CNRI – Les pasdaran du régime iranien et les membres du Hezbollah libanais participent aux côtés des rebelles houthis dans les combats actuellement en cours au Yémen, a rapporté le journal al-Mustaqbal dans son numéro du 11 avril.
Selon ce quotidien en langue arabe, plusieurs membres du Hezbollah libanais ont été tués depuis le début de l’opération « Tempête de fermeté ». Cette opération est menée par une coalition composée de pays arabes et musulmans. L’objectif de cette opération est de mettre fin à l’occupation du Yémen par les forces financées et formées par le régime iranien.
Al-Mustaqbal cite plusieurs sources évoquant l’implication du Hezbollah dans des combats en cours à Sanaa (la capitale du Yémen). Selon ces sources, « plusieurs combattants et experts militaires, de nationalité libanaise, ont été présents à Sanaa avant que les rebelles commencent à prendre le contrôle de plusieurs parties du territoire et de la capital du Yémen en septembre 2014. »
Les opérations militaires du Hezbollah libanais dans différents pays de la région sont menées sous le commandement de la Force Qods des pasdaran et ces deux entités sont très proches l’une de l’autre. Il y a même parfois des liens familiaux entre les commandants du Hezbollah et ceux la Force Qods. Selon un article publié le 19 mars 2015 par une agence de presse officielle en Iran, Jihad Moughniyah (le fils d’Imad Moughniyah, le chef militaire du Hezbollah libanais tué en 2008) est un neveu de Ghassem Soleimani (le commandant de la Force Qods du régime iranien).
Selon un rapport de l’agence Reuters daté du samedi 11 avril, les forces yéménites qui se battent contre les rebelles houthis disent avoir capturé deux officiers militaires iraniens au cours des combats qui ont eu lieu le vendredi 10 avril à Aden (le plus grand port du Yémen, situé au sud de ce pays).
Les autorités yéménites ont dit que les deux militaires iraniens capturés à Aden sont des officiers dans une unité d’élite des pasdaran du régime iranien.
Trois sources ont déclaré à Reuters que ces deux officiers des pasdaran, un colonel et un capitaine, ont été capturés dans deux quartiers différents à Aden, après des combats lors desquels des armes lourdes ont été utilisées.
Selon l’une de ces sources, « l’enquête préliminaire a révélé que ces deux officiers sont membres de la Force Qods des pasdaran du régime iranien et travaillaient comme conseillers auprès des miliciens houthis.». « Ces deux prisonniers de guerre sont maintenant détenus dans un lieu sûr et nous allons nous occuper de leur cas après la fin de l’Opération Tempête de fermeté », a ajouté la source.

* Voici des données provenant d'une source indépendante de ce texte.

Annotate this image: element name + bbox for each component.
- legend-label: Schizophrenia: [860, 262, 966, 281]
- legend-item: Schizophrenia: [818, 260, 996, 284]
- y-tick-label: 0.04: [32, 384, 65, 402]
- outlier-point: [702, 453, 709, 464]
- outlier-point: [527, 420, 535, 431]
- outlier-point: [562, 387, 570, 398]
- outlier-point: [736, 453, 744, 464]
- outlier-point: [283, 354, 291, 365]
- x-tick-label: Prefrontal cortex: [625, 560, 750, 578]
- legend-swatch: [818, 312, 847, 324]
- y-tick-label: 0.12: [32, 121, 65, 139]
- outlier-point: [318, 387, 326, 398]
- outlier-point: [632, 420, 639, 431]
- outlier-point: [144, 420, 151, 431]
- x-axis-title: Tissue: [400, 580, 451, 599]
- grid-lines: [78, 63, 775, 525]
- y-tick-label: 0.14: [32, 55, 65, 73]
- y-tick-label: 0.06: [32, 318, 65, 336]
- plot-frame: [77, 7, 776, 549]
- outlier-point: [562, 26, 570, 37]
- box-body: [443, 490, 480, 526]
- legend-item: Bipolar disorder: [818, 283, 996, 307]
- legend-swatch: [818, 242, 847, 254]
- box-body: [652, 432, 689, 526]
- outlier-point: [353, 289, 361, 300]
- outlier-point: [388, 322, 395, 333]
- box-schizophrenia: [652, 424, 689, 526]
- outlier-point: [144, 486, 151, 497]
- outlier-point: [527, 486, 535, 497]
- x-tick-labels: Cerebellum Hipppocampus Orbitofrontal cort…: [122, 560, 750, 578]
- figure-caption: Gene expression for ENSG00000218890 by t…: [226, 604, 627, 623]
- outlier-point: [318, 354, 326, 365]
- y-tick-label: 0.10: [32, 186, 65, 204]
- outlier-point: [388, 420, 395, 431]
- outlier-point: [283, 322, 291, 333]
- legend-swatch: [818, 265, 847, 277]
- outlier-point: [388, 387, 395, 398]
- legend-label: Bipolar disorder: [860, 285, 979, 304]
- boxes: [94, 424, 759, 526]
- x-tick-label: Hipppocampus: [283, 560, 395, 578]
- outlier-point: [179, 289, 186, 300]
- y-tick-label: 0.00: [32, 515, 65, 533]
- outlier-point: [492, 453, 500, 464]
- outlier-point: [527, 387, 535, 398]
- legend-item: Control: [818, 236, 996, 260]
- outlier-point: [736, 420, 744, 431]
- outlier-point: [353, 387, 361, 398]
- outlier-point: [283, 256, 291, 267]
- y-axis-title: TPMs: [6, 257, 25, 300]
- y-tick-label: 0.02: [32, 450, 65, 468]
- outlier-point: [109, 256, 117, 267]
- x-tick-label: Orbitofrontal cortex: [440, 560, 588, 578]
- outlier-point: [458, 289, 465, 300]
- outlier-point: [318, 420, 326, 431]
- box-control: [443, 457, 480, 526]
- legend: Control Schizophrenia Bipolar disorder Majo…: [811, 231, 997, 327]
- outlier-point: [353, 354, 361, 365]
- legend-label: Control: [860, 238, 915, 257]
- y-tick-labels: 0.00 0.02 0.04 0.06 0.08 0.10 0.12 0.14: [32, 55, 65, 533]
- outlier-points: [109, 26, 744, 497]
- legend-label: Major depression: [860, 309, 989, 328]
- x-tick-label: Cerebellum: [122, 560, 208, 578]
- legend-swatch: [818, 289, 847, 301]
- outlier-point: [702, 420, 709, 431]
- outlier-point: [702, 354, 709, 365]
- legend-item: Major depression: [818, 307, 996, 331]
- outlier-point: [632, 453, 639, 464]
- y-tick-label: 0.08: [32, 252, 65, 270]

Depuis plus 25 ans, le régime iranien essaye de profiter des tensions interconfessionnelles existant au Yémen pour former un groupe de mercenaires dans ce pays et de l’utiliser comme un tremplin pour son plan d’étendre sa mainmise sur la péninsule arabique.
Le régime des mollahs a considéré que le tribut des Houthis était un candidat approprié pour la mise en œuvre de ce plan et depuis lors n’a cessé d’instrumentaliser ce tribut yéménite de confession chiite.